After the PowerPoint I gave each of my students a half-sheet of grid paper with a few 2”x2” squares blocked out (the same size as the stamp). I explained that students would be creating a stamp, that when rotated around its access and stamped 4 times, would create a radial symmetric design. Because the stamp would be rotated, it was important that lines that started at a particular side ended at the same position on the adjacent side. So for example if I drew a line that started at the first mark on the y-axis, it would need to end at the first mark on the x-axis. Students were asked to create a few different design ideas and then pick their favorite from the ones they drew. After selecting their final design, students transferred their design onto a piece of 2”x2” Styrofoam with a dull pencil. It’s imperative that the pencil is dull so that the Styrofoam doesn’t tear. 

For the first half of the project students used this stamp to create radial prints with a brayer and black ink. Once they were done, they moved onto the second half of the project – marker prints!
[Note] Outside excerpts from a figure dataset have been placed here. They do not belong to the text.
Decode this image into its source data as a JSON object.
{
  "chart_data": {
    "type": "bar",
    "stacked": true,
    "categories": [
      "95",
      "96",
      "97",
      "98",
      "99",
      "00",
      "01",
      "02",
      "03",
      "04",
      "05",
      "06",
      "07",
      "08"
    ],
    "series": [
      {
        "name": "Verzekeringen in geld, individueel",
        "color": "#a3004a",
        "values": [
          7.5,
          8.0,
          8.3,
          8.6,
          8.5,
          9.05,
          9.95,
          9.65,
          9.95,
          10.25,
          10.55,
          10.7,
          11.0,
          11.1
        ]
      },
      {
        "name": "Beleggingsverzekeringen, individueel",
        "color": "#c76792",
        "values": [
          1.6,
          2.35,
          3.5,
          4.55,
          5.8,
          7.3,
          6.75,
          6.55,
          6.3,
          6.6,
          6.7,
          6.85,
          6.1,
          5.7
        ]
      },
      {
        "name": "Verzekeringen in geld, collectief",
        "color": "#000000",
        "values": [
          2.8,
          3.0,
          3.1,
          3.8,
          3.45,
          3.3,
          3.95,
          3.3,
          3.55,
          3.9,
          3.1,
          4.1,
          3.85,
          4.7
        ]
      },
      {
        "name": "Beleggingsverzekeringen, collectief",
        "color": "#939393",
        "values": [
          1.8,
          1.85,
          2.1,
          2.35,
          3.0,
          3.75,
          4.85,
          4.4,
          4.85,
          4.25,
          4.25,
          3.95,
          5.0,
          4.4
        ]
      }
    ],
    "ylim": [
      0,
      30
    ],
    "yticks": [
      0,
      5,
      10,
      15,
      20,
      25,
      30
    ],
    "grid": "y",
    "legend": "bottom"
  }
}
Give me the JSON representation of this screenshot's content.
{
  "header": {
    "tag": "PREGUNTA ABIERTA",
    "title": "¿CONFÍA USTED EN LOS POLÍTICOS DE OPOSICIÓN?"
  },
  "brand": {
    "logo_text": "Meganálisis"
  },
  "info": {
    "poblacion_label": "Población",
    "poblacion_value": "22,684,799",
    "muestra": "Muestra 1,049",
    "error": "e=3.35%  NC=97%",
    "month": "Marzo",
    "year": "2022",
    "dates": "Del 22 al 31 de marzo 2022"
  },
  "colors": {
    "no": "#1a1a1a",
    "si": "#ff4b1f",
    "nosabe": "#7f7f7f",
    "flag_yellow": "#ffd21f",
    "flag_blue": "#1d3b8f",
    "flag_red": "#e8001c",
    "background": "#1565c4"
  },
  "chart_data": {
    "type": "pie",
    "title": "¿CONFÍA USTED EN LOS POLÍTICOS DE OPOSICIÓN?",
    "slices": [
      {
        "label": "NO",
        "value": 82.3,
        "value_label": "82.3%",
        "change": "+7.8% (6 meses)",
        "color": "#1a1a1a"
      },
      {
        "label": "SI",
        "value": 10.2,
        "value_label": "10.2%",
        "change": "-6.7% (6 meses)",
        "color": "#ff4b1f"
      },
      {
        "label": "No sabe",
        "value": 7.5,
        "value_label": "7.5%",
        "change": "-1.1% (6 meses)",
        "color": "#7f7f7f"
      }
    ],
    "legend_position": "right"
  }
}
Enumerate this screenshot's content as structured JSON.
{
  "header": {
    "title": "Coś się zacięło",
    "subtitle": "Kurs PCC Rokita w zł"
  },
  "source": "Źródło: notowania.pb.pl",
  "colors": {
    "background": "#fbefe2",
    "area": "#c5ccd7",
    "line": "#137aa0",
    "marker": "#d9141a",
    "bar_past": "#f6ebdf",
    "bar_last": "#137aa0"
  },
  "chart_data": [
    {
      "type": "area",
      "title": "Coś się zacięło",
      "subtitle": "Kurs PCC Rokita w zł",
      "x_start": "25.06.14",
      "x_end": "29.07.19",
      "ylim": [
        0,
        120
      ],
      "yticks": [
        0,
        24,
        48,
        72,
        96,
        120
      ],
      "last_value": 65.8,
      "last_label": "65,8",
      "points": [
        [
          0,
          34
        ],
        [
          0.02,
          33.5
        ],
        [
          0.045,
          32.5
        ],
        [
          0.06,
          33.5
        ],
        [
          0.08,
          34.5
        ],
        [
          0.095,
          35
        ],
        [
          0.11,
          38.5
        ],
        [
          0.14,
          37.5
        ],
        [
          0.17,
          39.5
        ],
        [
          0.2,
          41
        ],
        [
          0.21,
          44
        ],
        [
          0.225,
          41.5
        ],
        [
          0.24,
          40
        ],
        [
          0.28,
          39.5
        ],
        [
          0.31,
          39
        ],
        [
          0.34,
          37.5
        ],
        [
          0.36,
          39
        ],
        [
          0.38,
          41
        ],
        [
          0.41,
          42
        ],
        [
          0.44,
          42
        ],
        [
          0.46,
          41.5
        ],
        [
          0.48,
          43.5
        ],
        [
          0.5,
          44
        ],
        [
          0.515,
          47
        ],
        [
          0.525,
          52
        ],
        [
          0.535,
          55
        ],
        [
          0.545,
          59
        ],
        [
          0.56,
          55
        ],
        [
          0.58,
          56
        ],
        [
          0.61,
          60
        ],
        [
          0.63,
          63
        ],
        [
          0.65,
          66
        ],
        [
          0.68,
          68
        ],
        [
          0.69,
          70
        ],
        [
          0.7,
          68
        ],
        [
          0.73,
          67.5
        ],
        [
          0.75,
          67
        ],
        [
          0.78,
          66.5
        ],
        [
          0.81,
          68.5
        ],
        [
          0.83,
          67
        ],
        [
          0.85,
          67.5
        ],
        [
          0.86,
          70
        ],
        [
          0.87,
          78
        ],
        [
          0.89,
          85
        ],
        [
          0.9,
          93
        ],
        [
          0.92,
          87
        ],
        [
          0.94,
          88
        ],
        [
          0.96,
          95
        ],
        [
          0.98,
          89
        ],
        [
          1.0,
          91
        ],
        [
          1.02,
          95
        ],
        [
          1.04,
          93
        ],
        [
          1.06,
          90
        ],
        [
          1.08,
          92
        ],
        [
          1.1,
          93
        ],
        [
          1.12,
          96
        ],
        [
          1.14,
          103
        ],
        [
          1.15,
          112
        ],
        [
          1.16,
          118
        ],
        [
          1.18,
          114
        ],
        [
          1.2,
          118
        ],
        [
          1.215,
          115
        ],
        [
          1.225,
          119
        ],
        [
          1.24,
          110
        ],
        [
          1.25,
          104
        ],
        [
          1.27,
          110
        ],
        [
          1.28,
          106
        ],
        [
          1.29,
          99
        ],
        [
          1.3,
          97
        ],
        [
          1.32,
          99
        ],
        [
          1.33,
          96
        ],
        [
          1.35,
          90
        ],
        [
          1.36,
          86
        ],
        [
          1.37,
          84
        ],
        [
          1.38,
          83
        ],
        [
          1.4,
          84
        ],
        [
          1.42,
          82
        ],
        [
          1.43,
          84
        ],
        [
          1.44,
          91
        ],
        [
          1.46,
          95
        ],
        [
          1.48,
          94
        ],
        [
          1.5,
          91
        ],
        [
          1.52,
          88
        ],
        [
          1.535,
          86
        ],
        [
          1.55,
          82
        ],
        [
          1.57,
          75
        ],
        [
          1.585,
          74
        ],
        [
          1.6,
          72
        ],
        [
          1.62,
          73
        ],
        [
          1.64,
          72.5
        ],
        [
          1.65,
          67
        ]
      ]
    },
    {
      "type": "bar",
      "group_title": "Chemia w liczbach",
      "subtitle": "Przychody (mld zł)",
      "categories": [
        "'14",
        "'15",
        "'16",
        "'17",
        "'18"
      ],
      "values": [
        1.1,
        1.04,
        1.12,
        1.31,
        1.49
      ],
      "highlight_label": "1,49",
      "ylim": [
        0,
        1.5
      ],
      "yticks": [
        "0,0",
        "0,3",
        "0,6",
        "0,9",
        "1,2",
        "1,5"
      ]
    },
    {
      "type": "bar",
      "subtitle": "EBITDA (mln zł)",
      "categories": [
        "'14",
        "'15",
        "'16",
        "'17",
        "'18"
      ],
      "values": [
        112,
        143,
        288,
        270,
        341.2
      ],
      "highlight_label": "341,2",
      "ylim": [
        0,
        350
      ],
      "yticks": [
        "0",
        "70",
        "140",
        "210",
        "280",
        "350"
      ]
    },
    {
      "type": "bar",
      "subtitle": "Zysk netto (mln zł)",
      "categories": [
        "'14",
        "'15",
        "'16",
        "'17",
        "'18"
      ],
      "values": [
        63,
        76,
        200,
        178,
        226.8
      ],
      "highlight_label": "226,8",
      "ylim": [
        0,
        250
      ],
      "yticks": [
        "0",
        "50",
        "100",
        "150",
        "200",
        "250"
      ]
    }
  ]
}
Students cleaned their stamps the best that they could, then used washable markers and colored their stamps. After that they took a damp sponge and wiped it across their paper. It’s important that the paper is damp enough to wet the marker ink, but not wet. If the paper is too wet it will start to warp, tear, and the marker ink will soak in and look messy. So after the paper was wiped with a sponge, students gently placed their stamp onto their paper and then gently rubbed the back of their stamp to transfer the image. Once they stamped their image once, they re-colored their stamp, rotated it 90 degrees, wiped their paper with the sponge, and then stamped again. After 4 rotations they got their radial symmetric design!
While many of my students were able to do this successfully, there were still quite a few that had trouble. I’ve compiled a list of tips that should help.
1. Make sure that students wipe the paper with the sponge just enough to make it damp - not wet.
 2. Do not wipe multiple times in the same spot or the paper will start to pill.
 3. Make sure that the markers they are using are not dried out.
4. When students lay their stamp down to make a print, make sure that they use their finger to gently (but firmly) rub over the entire design. They should use the fingerprint part of their finger, not the tip or nail. It takes me about 10 seconds to fully press down and rub the back of my stamp.

 I absolutely love how these turned out and the kids really enjoyed the colorful lesson extension!